RICHMOND, Va. (AP) -- When he was hired in 2010 as chef at Virginia's historic Executive Mansion, Todd Schneider came with celebrity cachet, claiming connections to cooking world stars such as Martha Stewart and Paula Deen. And when a cable channel toured the governor's mansion, Schneider was cast as co-star to first lady Maureen McDonnell, showing off the gardens he tended and the kitchen he ran.
Schneider served a platter of oatmeal, raisin and granola cookies to the Lifetime host as the beaming first lady looked on. An image flashed on the screen of Gov. Bob McDonnell, wearing a blue apron and working at a kitchen counter. "We're like a big family here," Schneider said.
The once-celebrated chef no longer works at the mansion. He is accused of pilfering food from the governor's official residence and faces trial this summer on charges of felony embezzlement.
Now, embarrassment over a few hundred dollars of missing groceries has risen to scandal.
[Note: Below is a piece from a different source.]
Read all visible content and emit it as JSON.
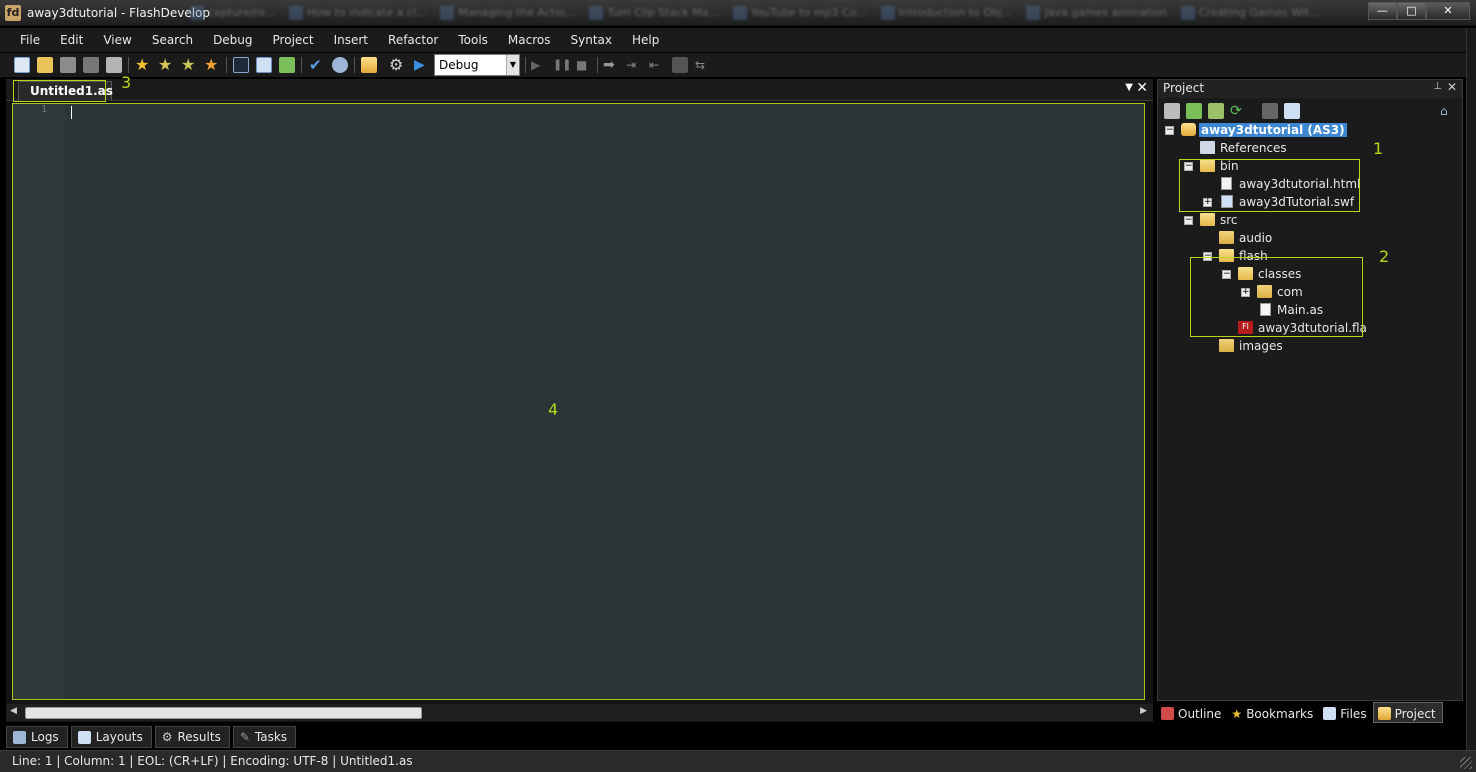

The towering, bearish Schneider, 52, has become a pivotal figure in a political drama involving questionable giving by the CEO of a struggling company to the state's most powerful politicians -- McDonnell and Attorney General Ken Cuccinelli.
Schneider's attorneys have fired back, suggesting that the scandal's full scope has yet to be revealed.
A judge has issued a gag order as Schneider's case moves through pre-trial hearings.
McDonnell and his spokesmen have declined to discuss the case or explain how the politically connected Schneider, with state and federal tax liens totaling hundreds of thousands of dollars and a string of court appearances on his record, ended up in the mansion's kitchen. They also declined to provide Schneider's resume, calling it a personnel record. Schneider's attorneys have not responded to a request for the resume.
First signs of the scandal surfaced in March 2012.
After months of whispering, Schneider was dismissed from the mansion amid a state police investigation into allegations of improprieties involving the kitchen operation. This March, a grand jury indicted Schneider on charges that he embezzled property valued at $200 or more from the state in 2011 and in January 2012. The indictments contained no further details.
The person who links Schneider, Cuccinelli and McDonnell is Jonnie Williams, the CEO of Star Scientific, a tiny manufacturer of nutritional supplements in suburban Richmond.
Williams gave more than $100,000 in political contributions to McDonnell and thousands of dollars more in gifts to McDonnell's family. The governor, who has been mentioned as a possible Republican presidential contender in 2016, has acknowledged receiving the gifts, including a $15,000 check to his daughter to help pay for food at her June 2011 wedding. The check went Schneider's company, Seasonings Fine Catering.
As for Cuccinelli, the Republican nominee to succeed McDonnell also has received gifts from Williams, including free use of his Smith Mountain Lake vacation lodge in 2010 and 2012. Cuccinelli has dumped stock he once held in Williams' company.
Neither Cuccinelli nor McDonnell is charged with wrongdoing, but the FBI is looking at the relationship between McDonnell and Williams, sources have told The Associated Press on condition of anonymity because their roles precluded them from talking publicly. The FBI's interest is related to a federal securities investigation of Star Scientific.
Schneider's attorney, meanwhile, has made it clear his client won't quietly go to trial.
In court filings, attorney Steven D. Benjamin said Schneider told authorities about alleged but unspecified wrongdoing by the governor and his family a year ago. He also hinted Schneider was sometimes told to take food in lieu of payment and that McDonnell family members took items from the kitchen.
Schneider's current employer, a catering and event planner in the Fort Lauderdale, Fla., area, said Schneider was upfront about the investigation in Richmond. Maurice Mizrahi described the food-for-pay scenario as fairly typical in the catering and restaurant business.
Mizrahi recalled being in Schneider's Richmond restaurant, Great Seasons, in 2011 as a worker loaded beef and other things for the mansion. "I know there was a whole bunch of back-and-forth," Mizrahi said.
Mizrahi hired Schneider as sales and events manager and said he's one of the best he's seen in the business.
He's convinced Schneider is innocent. "For me to believe that he would take anything that wasn't an even trade or barter, zero possibility in my book," Mizrahi said.
Benjamin is seeking dismissal of the charges because he said Cuccinelli has conflicts he has not acknowledged, including ties to Williams.
A judge agreed to let Cuccinelli's office recuse itself from the case. But Benjamin said Cuccinelli knew about the conflicts before he decided to prosecute Schneider. "This doesn't remedy the fundamental harm -- the decision to prosecute Mr. Schneider," Benjamin said in court last week.